Even if the situation remains “quite worrisome,” it is slowly improving, Boukhary said.
With 535 mothers dying for every 100,000 live births — meaning one woman for every 186 viable births, Niger is among the world’s top 15 countries with the worst maternal mortality.
Yet the situation has improved since 2006, when 648 women died for every 100,000 births, according to Niger’s health ministry.
During the same period, contraceptive use has gone from 5 to 12 percent, the ministry said.
A tradition of early marriage has not helped. Nearly 80 percent of Niger women are wed by the time they reach 18 and 40 percent before the age of 15, making complications frequent.
“At this age, the body is still fragile and not ready for maternity,” said Yahaya Mani, a doctor working in the Niger countryside.
Official records bear this out, according to the UN which said a third of maternal deaths are among girls 15 to 19.
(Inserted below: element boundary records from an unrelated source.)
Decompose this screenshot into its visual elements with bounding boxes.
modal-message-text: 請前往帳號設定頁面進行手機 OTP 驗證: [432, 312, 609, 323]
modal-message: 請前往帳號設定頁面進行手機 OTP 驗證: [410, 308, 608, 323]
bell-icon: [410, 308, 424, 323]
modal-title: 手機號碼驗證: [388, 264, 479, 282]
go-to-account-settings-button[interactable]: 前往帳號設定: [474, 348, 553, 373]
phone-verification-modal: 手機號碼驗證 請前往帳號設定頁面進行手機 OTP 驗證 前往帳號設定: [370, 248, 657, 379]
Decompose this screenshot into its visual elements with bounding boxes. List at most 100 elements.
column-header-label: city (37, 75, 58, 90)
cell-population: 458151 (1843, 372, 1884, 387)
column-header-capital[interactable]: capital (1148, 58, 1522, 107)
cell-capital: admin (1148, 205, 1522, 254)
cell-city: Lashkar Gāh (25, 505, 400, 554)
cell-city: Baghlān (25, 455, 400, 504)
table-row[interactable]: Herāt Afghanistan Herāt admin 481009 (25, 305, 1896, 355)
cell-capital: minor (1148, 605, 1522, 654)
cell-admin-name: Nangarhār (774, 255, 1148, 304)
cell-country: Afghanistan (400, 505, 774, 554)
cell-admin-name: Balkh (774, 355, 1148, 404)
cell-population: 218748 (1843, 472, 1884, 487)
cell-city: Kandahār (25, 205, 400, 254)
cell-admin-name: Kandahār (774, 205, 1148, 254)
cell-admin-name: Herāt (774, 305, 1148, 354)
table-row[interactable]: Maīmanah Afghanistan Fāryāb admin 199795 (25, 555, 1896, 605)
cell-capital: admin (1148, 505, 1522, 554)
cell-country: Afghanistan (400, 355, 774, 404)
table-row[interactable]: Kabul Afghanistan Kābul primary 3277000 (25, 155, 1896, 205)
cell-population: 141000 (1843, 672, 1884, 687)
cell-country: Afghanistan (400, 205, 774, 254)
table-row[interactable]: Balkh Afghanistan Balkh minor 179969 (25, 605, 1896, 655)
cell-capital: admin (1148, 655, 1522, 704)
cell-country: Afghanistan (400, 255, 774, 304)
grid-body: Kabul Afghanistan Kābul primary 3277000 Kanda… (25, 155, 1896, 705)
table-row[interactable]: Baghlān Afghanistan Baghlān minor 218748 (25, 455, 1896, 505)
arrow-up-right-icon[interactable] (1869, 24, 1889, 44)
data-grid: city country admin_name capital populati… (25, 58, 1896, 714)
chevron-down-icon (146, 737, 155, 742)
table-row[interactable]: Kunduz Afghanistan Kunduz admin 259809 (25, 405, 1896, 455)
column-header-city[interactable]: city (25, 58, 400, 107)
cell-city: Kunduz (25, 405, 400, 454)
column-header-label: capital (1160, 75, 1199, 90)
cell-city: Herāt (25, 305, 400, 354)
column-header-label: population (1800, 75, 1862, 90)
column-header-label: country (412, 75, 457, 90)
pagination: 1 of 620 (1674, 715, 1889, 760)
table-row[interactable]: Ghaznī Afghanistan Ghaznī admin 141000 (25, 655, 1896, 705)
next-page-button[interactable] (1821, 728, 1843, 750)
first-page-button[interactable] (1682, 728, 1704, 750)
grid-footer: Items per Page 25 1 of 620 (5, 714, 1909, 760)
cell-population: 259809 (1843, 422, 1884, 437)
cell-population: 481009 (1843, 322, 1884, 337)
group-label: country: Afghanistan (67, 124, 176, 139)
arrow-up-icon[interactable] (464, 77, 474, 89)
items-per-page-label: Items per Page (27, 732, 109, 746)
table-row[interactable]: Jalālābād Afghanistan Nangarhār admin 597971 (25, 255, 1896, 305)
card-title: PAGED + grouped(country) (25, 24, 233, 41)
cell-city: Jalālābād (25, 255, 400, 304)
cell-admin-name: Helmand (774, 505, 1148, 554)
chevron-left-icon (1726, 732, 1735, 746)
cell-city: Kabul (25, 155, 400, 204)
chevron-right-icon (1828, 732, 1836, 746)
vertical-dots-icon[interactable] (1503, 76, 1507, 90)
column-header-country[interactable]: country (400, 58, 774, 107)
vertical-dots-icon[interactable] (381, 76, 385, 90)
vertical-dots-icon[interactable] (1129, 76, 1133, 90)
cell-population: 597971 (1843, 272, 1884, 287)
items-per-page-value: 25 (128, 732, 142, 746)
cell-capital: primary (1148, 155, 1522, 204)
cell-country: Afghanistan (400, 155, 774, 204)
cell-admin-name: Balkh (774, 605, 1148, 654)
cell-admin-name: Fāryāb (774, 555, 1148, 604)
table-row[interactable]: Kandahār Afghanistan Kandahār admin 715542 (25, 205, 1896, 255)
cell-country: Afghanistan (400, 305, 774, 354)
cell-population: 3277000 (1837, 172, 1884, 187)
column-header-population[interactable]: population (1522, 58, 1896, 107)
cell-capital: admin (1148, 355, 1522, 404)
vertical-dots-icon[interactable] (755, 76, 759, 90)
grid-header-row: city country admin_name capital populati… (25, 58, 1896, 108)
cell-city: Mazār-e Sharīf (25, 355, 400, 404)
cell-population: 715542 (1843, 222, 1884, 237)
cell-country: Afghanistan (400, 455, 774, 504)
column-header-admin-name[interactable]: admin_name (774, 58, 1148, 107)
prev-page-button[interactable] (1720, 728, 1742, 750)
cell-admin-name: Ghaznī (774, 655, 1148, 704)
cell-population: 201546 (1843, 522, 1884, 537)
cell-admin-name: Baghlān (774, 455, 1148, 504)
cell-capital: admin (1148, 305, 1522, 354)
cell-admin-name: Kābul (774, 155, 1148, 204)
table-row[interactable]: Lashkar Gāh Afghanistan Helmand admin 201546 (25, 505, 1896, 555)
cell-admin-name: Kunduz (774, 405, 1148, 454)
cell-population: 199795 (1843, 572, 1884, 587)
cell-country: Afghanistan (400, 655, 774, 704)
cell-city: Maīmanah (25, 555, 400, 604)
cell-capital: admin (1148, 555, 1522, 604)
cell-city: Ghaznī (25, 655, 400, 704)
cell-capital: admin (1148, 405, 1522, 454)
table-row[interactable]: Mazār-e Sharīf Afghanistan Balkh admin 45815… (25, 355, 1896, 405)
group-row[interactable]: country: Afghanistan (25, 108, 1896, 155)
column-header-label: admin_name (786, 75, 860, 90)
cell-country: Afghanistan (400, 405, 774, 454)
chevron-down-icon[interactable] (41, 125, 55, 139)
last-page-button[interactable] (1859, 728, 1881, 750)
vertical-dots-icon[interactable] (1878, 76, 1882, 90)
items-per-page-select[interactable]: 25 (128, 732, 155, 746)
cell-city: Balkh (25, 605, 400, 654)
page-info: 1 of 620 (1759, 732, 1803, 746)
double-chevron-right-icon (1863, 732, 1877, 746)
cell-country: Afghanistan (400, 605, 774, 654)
“The parents know the risks. But they prefer to marry their girls off early rather than risking a pregnancy outside marriage, which would damage the family’s honor,” Clesca said.
After the first baby others follow quickly, giving Niger one of the world’s top population growth rates at 3.9 percent per year, according to official figures.
Young mothers often have “one baby on the breast, one on their back and another at their feet,” which can leave them weak, a humanitarian source said.
High-risk pregnancies among older women are also abundant, along with a shortage of proper birthing facilities.
“The closest center is often 5km away. And by the time they find a cart to get there, it’s often too late,” Mani said.
Health ministry official Gali Asma said 80 percent of Niger’s maternal deaths occur outside proper health facilities, and yet 70 percent of Niger women give birth at home with traditional midwives.
Some men still oppose their wives receiving prenatal care, and national family planning campaigns have particularly annoyed Islamic radicals and fundamentalists, whose numbers have grown in this country bordering Mali and Nigeria where Islamic militant activity has intensified.
They say it goes against the teachings of Allah and is part of a “Western attempt to stop births” in Niger.
However, the government defends the drive as critical for Niger’s future.
From 3 million in 1980, the population has hit more than 17 million today and, if nothing is done, could soar to 40 million by 2050, officials say, a level a country subject to drought, food shortages and malnutrition could never sustain.